Co-sponsored by the State University of New York College at Oneonta and the National Baseball Hall of Fame and Museum, the Symposium examines the impact of baseball on American culture from inter- and multi-disciplinary perspectives.
This year’s 27th Annual Symposium, with its 150-plus attendees from around the country, had more than 50 presentations that took place in both the Museum’s Bullpen Theater and Learning Center.

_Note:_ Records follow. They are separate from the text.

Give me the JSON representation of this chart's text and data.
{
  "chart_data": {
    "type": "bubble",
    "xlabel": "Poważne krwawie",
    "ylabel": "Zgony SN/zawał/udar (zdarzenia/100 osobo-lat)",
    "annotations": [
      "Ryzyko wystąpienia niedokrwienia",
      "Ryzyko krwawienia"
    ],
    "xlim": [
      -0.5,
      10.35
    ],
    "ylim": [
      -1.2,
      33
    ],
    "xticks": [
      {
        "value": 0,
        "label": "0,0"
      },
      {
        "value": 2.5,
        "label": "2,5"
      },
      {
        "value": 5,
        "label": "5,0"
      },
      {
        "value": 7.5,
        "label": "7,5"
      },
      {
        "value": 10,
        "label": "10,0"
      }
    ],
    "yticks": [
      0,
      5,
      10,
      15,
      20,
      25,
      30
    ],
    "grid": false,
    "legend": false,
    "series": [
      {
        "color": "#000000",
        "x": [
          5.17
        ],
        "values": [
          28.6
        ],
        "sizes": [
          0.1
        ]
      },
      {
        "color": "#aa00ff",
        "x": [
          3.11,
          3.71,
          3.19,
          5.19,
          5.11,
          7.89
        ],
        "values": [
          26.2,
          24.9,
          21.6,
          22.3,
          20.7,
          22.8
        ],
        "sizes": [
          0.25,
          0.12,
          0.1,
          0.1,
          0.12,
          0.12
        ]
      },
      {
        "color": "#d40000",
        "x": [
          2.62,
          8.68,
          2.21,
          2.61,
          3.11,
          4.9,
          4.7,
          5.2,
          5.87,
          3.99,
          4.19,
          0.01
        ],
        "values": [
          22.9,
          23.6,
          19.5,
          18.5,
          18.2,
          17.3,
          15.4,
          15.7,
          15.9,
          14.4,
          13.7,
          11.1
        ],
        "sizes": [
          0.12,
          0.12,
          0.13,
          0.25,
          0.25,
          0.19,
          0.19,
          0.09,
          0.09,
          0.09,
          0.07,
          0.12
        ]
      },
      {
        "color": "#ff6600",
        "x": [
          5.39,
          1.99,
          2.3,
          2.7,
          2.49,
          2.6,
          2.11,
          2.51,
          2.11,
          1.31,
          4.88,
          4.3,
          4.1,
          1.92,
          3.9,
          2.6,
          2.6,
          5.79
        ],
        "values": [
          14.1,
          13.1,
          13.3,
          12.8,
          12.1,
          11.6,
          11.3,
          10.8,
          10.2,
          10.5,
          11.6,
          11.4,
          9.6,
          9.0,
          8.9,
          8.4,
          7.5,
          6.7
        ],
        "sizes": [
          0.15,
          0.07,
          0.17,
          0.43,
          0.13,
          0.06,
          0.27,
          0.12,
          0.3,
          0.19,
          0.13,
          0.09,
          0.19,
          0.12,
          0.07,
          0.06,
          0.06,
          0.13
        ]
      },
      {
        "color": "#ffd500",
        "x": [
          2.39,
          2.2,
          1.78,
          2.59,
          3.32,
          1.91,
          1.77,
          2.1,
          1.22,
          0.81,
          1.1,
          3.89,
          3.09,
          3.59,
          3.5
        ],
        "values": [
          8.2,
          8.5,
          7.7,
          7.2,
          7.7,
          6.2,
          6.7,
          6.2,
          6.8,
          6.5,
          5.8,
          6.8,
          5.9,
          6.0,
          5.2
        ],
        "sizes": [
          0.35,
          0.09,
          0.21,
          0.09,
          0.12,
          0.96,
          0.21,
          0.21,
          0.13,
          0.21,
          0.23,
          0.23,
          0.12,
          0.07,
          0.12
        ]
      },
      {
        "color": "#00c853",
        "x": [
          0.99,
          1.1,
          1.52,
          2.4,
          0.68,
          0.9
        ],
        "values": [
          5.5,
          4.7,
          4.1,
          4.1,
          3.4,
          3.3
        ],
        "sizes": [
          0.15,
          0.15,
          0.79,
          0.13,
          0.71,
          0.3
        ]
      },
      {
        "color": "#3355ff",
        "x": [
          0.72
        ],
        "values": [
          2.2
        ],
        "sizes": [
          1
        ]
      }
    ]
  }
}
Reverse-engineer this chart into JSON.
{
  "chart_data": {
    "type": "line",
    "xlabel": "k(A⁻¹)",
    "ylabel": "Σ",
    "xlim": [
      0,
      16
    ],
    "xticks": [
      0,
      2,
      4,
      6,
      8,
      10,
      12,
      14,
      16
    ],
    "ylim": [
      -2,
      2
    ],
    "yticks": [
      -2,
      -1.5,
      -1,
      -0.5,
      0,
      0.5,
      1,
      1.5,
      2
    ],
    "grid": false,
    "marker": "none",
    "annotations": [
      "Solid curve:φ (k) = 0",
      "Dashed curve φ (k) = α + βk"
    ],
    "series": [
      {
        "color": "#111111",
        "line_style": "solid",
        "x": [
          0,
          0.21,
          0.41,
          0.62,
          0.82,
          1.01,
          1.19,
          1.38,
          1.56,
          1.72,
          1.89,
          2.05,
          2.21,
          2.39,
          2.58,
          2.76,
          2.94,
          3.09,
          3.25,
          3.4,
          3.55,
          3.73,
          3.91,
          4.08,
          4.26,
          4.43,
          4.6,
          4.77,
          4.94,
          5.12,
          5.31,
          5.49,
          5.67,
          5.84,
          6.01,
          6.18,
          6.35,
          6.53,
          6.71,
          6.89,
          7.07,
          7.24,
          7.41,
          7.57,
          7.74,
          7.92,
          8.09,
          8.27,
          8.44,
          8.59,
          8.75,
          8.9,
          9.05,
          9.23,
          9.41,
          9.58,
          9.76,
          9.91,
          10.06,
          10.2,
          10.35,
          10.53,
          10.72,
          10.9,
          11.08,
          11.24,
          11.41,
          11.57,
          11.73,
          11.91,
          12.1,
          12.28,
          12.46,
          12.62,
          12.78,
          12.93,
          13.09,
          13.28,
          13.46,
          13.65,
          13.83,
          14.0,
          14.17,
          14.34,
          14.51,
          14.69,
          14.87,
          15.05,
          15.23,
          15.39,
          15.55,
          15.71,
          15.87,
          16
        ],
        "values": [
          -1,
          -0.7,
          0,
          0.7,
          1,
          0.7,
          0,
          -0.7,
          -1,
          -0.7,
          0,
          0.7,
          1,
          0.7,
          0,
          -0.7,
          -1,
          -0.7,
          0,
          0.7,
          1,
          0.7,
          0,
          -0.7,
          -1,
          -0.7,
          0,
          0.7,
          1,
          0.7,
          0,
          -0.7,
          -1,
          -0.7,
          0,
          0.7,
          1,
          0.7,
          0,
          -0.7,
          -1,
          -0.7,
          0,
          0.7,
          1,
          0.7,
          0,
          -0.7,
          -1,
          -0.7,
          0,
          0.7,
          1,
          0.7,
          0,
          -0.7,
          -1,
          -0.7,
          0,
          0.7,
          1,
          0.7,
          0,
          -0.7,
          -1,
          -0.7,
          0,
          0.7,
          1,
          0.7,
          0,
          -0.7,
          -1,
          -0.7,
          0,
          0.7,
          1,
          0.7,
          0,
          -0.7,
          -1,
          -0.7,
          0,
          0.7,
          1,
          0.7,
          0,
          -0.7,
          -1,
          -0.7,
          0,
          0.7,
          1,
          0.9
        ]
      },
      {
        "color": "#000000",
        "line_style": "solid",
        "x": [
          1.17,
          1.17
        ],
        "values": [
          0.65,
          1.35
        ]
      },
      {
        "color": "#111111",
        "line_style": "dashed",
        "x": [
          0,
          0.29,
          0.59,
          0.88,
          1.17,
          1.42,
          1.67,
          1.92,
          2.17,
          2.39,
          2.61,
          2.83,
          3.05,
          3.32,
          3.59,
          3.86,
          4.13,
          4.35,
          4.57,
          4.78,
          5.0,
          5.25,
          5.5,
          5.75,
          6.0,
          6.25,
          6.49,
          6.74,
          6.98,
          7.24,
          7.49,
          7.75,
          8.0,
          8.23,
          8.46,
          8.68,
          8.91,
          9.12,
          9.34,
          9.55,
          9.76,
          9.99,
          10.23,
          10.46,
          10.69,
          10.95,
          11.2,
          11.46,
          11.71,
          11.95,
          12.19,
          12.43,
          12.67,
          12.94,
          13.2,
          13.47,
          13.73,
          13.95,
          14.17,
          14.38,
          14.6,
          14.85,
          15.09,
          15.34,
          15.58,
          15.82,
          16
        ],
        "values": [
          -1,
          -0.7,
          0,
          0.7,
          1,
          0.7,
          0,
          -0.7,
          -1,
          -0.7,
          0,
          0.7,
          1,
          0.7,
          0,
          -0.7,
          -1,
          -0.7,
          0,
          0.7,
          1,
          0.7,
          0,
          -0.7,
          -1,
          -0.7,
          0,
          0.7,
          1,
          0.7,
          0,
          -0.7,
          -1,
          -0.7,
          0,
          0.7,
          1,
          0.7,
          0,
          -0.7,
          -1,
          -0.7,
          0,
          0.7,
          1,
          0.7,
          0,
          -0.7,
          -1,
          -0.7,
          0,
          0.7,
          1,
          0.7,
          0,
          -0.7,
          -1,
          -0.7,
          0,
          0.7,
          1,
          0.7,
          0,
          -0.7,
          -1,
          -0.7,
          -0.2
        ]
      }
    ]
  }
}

The wide-ranging titles included “Mallparks: The Social Construction of Baseball Stadiums as Cathedrals of Consumption,” “Bums Cry Out: Brooklyn’s Lasting Effect,” “An Empirical Analysis of the Infield Fly Rule” and “A Murderers’ Row of Anti-Heroes: Ty Cobb Meets Walter White.”
Lynne Kirste, the Special Collections Curator at the Academy Film Archive, which is part of the Academy of Motion Picture Arts and Sciences, came from her job in Hollywood, Calif., to attend the Symposium for the first time. The subject of her presentation was how home movies can be used for baseball research.
“This experience has been fantastic. I can’t even say how fantastic it is,” Kirste said. “The people are so nice, the presentations are so interesting. It’s just so much knowledge. All of these topics, I never even would have thought to even ask about and people have researched them to the ‘nth’ degree. It’s really amazing.
“I think the main thing that I’m amazed at is how interesting I’m find every subject that people are discussing. Everybody is just so passionate that they all make their topics fascinating.”
The Symposium got under way Wednesday afternoon inside the Grandstand Theater with a keynote address from filmmaker Sarah Burns entitled “Seeking a More Authentic Jackie Robinson.” Burns, the daughter of esteemed documentarian Ken Burns, is currently working with her husband and father on a documentary on Robinson. The two-part, four-hour PBS documentary is tentatively set to air in April 2016.
“As I was writing my speech, I was definitely aware of the fact that this is an audience who knows this story well. This is not an audience who has heard of Jackie Robinson but doesn’t know too much about him,” Burns said afterwards. “So I had to think carefully about how I could tell the story in a way that hopefully there’s something new for everyone. That was a challenge.
“And it was definitely on honor to speak here and especially to be in the company of the previous keynote speakers.”
Besides her father, previous keynote speakers have included Roger Kahn, Eliot Asinof, Stephen Jay Gould, W.P. Kinsella, George Plimpton and Frank Deford.